Vox article with insights into labor share
Here is a link to an article at Vox which includes insights and wisdom into the effect of falling labor share globally.
Monetary Policy and Long-term Trends
Excerpts…
“There has been a long-term downward trend in the share and strength of labour in national income, which is depressing both demand and inflation.”
“… So, the trend weakness in returns to labour will simultaneously tend to hold down consumption, output, and inflation …”
“This coincidence of a declining wage share and declining real interest rates is not, we believe, accidental.”
“From a short-term, business cycle viewpoint, a conjuncture of sluggish output growth and low inflation, surprising on the downside, should be met with and rectified by more expansionary monetary policy. But if one accepts the hypothesis that a (perhaps the) longer-term driver of such a conjuncture is the relative weakness of labour as a factor of production, then this short-term response is unhelpful, indeed somewhat counterproductive, in a longer-term context. Its main effect is to raise asset prices, and the relative value of land and capital, and thus benefit their owners, who are rich, rather than workers, who are poor.”
Actually the article is discredited, IMO, by the fact that they could say this: “Against this background, the bipartisan political incentive in the US to encourage more mortgage lending to the poorer, disadvantaged classes was entirely understandable. But it ended in the sub-prime crisis.”.

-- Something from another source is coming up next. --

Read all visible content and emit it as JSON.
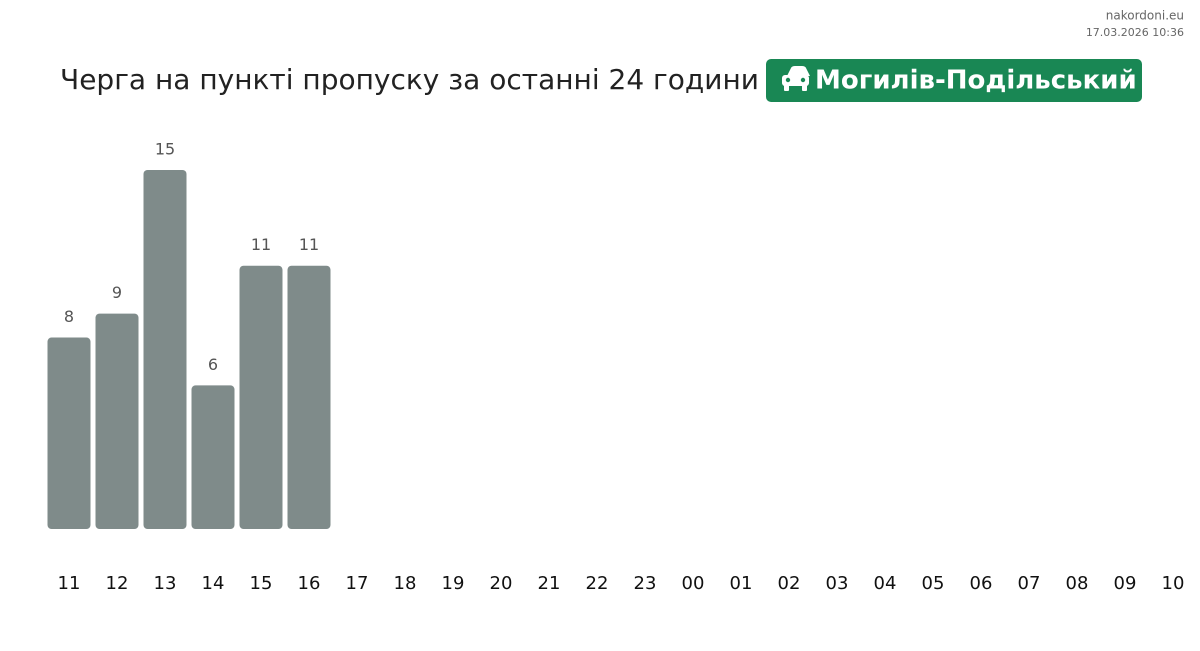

Then of course there is the statement that they feel that the trend could reverse itself over the next 35 years. It strikes me that articles like this almost inevitably ignore the ego and desire to hang on to power, and make no mistake, money is power, on the part of those who have acquired it. Whatever “natural” economic factors they might feel would have that result will be fought against tooth and nail by the 0.05% or whatever percentage of the populace holds the majority of wealth by the time this trend would reach whatever natural peak the writers might feel it has.